子供ちびっこたちが、そう言ってた。……まあ、問題がないなら別に良いよ。でも、ロレッタもため込み過ぎてパンクしないように、気を付けてね? ロレッタの優しいところはあたしも好きだけど、飲み込むだけが優しさじゃないからね。特にリューみたいな奴は、ちゃんと言ってやらないと分からないんだから」


「……優しさ、ですか」


 視線を落とし、自分の行いを振り返る。


 リューズナードの前で言葉を飲み込んだことは、確かにある。それも、数えきれないほど、たくさん。口調でも表情でも、彼の不機嫌が伝わってくると、それ以上会話を続けることを、ロレッタは諦めてしまう。

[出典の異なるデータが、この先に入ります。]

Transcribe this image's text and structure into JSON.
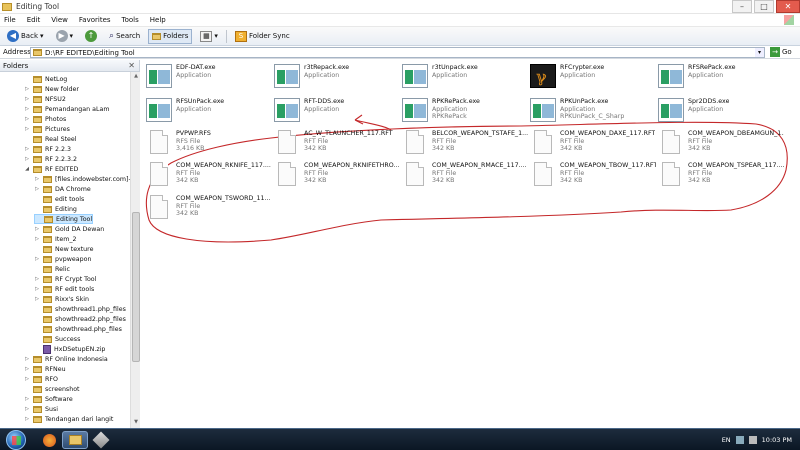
{
  "window": {
    "title": "Editing Tool"
  },
  "window_controls": {
    "minimize": "–",
    "maximize": "□",
    "close": "✕"
  },
  "menu": [
    "File",
    "Edit",
    "View",
    "Favorites",
    "Tools",
    "Help"
  ],
  "toolbar": {
    "back": "Back",
    "search": "Search",
    "folders": "Folders",
    "folder_sync": "Folder Sync"
  },
  "address": {
    "label": "Address",
    "path": "D:\\RF EDITED\\Editing Tool",
    "go": "Go"
  },
  "folders_pane": {
    "title": "Folders",
    "close": "✕"
  },
  "tree": [
    {
      "label": "NetLog",
      "exp": ""
    },
    {
      "label": "New folder",
      "exp": "▷"
    },
    {
      "label": "NFSU2",
      "exp": "▷"
    },
    {
      "label": "Pemandangan aLam",
      "exp": "▷"
    },
    {
      "label": "Photos",
      "exp": "▷"
    },
    {
      "label": "Pictures",
      "exp": "▷"
    },
    {
      "label": "Real Steel",
      "exp": ""
    },
    {
      "label": "RF 2.2.3",
      "exp": "▷"
    },
    {
      "label": "RF 2.2.3.2",
      "exp": "▷"
    },
    {
      "label": "RF EDITED",
      "exp": "◢"
    },
    {
      "label": "[files.indowebster.com]-C",
      "exp": "▷"
    },
    {
      "label": "DA Chrome",
      "exp": "▷"
    },
    {
      "label": "edit tools",
      "exp": ""
    },
    {
      "label": "Editing",
      "exp": ""
    },
    {
      "label": "Editing Tool",
      "exp": ""
    },
    {
      "label": "Gold DA Dewan",
      "exp": "▷"
    },
    {
      "label": "Item_2",
      "exp": "▷"
    },
    {
      "label": "New texture",
      "exp": ""
    },
    {
      "label": "pvpweapon",
      "exp": "▷"
    },
    {
      "label": "Relic",
      "exp": ""
    },
    {
      "label": "RF Crypt Tool",
      "exp": "▷"
    },
    {
      "label": "RF edit tools",
      "exp": "▷"
    },
    {
      "label": "Rixx's Skin",
      "exp": "▷"
    },
    {
      "label": "showthread1.php_files",
      "exp": ""
    },
    {
      "label": "showthread2.php_files",
      "exp": ""
    },
    {
      "label": "showthread.php_files",
      "exp": ""
    },
    {
      "label": "Success",
      "exp": ""
    },
    {
      "label": "HxDSetupEN.zip",
      "exp": "",
      "zip": true
    },
    {
      "label": "RF Online Indonesia",
      "exp": "▷"
    },
    {
      "label": "RFNeu",
      "exp": "▷"
    },
    {
      "label": "RFO",
      "exp": "▷"
    },
    {
      "label": "screenshot",
      "exp": ""
    },
    {
      "label": "Software",
      "exp": "▷"
    },
    {
      "label": "Susi",
      "exp": "▷"
    },
    {
      "label": "Tendangan dari langit",
      "exp": "▷"
    }
  ],
  "files": [
    {
      "name": "EDF-DAT.exe",
      "sub1": "Application",
      "sub2": "",
      "icon": "app"
    },
    {
      "name": "r3tRepack.exe",
      "sub1": "Application",
      "sub2": "",
      "icon": "app"
    },
    {
      "name": "r3tUnpack.exe",
      "sub1": "Application",
      "sub2": "",
      "icon": "app"
    },
    {
      "name": "RFCrypter.exe",
      "sub1": "Application",
      "sub2": "",
      "icon": "rfc"
    },
    {
      "name": "RFSRePack.exe",
      "sub1": "Application",
      "sub2": "",
      "icon": "app"
    },
    {
      "name": "RFSUnPack.exe",
      "sub1": "Application",
      "sub2": "",
      "icon": "app"
    },
    {
      "name": "RFT-DDS.exe",
      "sub1": "Application",
      "sub2": "",
      "icon": "app"
    },
    {
      "name": "RPKRePack.exe",
      "sub1": "Application",
      "sub2": "RPKRePack",
      "icon": "app"
    },
    {
      "name": "RPKUnPack.exe",
      "sub1": "Application",
      "sub2": "RPKUnPack_C_Sharp",
      "icon": "app"
    },
    {
      "name": "Spr2DDS.exe",
      "sub1": "Application",
      "sub2": "",
      "icon": "app"
    },
    {
      "name": "PVPWP.RFS",
      "sub1": "RFS File",
      "sub2": "3,416 KB",
      "icon": "doc"
    },
    {
      "name": "AC_W_TLAUNCHER_117.RFT",
      "sub1": "RFT File",
      "sub2": "342 KB",
      "icon": "doc"
    },
    {
      "name": "BELCOR_WEAPON_TSTAFE_1...",
      "sub1": "RFT File",
      "sub2": "342 KB",
      "icon": "doc"
    },
    {
      "name": "COM_WEAPON_DAXE_117.RFT",
      "sub1": "RFT File",
      "sub2": "342 KB",
      "icon": "doc"
    },
    {
      "name": "COM_WEAPON_DBEAMGUN_1...",
      "sub1": "RFT File",
      "sub2": "342 KB",
      "icon": "doc"
    },
    {
      "name": "COM_WEAPON_RKNIFE_117....",
      "sub1": "RFT File",
      "sub2": "342 KB",
      "icon": "doc"
    },
    {
      "name": "COM_WEAPON_RKNIFETHRO...",
      "sub1": "RFT File",
      "sub2": "342 KB",
      "icon": "doc"
    },
    {
      "name": "COM_WEAPON_RMACE_117....",
      "sub1": "RFT File",
      "sub2": "342 KB",
      "icon": "doc"
    },
    {
      "name": "COM_WEAPON_TBOW_117.RFT",
      "sub1": "RFT File",
      "sub2": "342 KB",
      "icon": "doc"
    },
    {
      "name": "COM_WEAPON_TSPEAR_117....",
      "sub1": "RFT File",
      "sub2": "342 KB",
      "icon": "doc"
    },
    {
      "name": "COM_WEAPON_TSWORD_11...",
      "sub1": "RFT File",
      "sub2": "342 KB",
      "icon": "doc"
    }
  ],
  "taskbar": {
    "lang": "EN",
    "clock": "10:03 PM"
  },
  "colors": {
    "annotation": "#c4282a",
    "selection": "#cce8ff",
    "taskbar": "#0f1e2e"
  }
}
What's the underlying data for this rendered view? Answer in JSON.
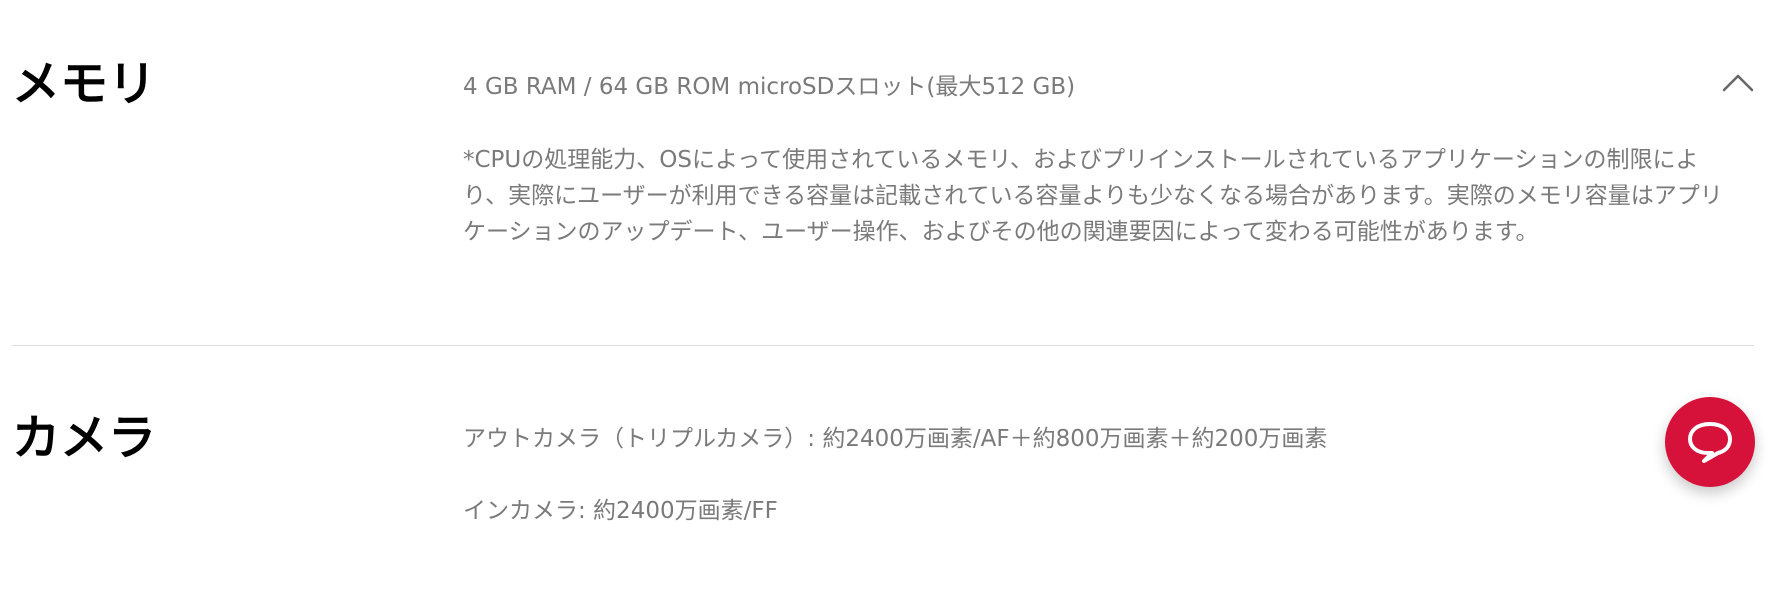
{
  "memory": {
    "title": "メモリ",
    "spec": "4 GB RAM / 64 GB ROM microSDスロット(最大512 GB)",
    "note": "*CPUの処理能力、OSによって使用されているメモリ、およびプリインストールされているアプリケーションの制限により、実際にユーザーが利用できる容量は記載されている容量よりも少なくなる場合があります。実際のメモリ容量はアプリケーションのアップデート、ユーザー操作、およびその他の関連要因によって変わる可能性があります。",
    "toggle_icon": "chevron-up-icon"
  },
  "camera": {
    "title": "カメラ",
    "rear": "アウトカメラ（トリプルカメラ）: 約2400万画素/AF＋約800万画素＋約200万画素",
    "front": "インカメラ: 約2400万画素/FF"
  },
  "chat": {
    "icon": "chat-bubble-icon",
    "color": "#d6113a"
  }
}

 けれど、そもそもどうして彼が不機嫌になったのか、その理由を尋ねてみたことはあっただろうか。何が原因で機嫌を損ねたのかを理解しないまま逃げているから、何度も同じことを繰り返しているのではないのか。話がしたいと望んでおきながら、彼と向き合うことを拒否していたのは、自分のほうなのではないのか。

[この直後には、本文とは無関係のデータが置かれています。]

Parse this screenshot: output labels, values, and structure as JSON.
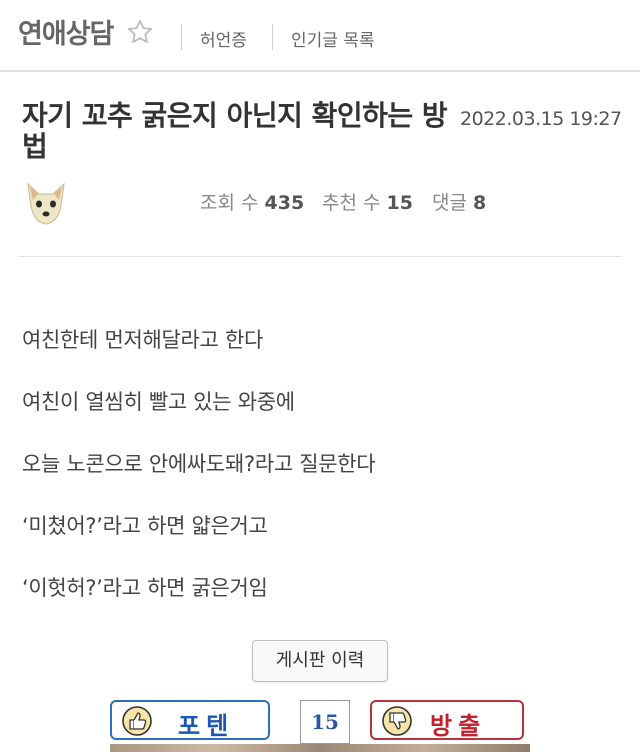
{
  "header": {
    "board_title": "연애상담",
    "links": [
      "허언증",
      "인기글 목록"
    ]
  },
  "post": {
    "title": "자기 꼬추 굵은지 아닌지 확인하는 방법",
    "date": "2022.03.15 19:27",
    "stats": [
      {
        "label": "조회 수",
        "value": "435"
      },
      {
        "label": "추천 수",
        "value": "15"
      },
      {
        "label": "댓글",
        "value": "8"
      }
    ],
    "body": [
      "여친한테 먼저해달라고 한다",
      "여친이 열씸히 빨고 있는 와중에",
      "오늘 노콘으로 안에싸도돼?라고 질문한다",
      "‘미쳤어?’라고 하면 얇은거고",
      "‘이헛허?’라고 하면 굵은거임"
    ]
  },
  "actions": {
    "history_label": "게시판 이력",
    "upvote_label": "포텐",
    "downvote_label": "방출",
    "vote_count": "15"
  },
  "icons": {
    "favorite": "star-icon",
    "upvote": "thumbs-up-icon",
    "downvote": "thumbs-down-icon"
  },
  "colors": {
    "upvote": "#2b6fc4",
    "downvote": "#b8323b",
    "vote_count": "#2b55a8"
  }
}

 仮にも同じ家で生活している相手に、腫れ物のような扱いをされ続けたら、さぞ気分も悪いだろう。そんなもの、優しさでもなんでもない。


「……確かに、そうかもしれませんね」


「そうそう。複雑な女心を汲み取ってスマートに対応する、なんて、リューにできるわけないもん。……でも、ちゃんと話せば聞いてくれると思うよ」


「……はい、そうですね。折を見て、お話できる機会を設けてみようと思います。ありがとう、ジーナ」


 顔を上げて礼を言うと、ジーナは愛らしい笑みを浮かべた。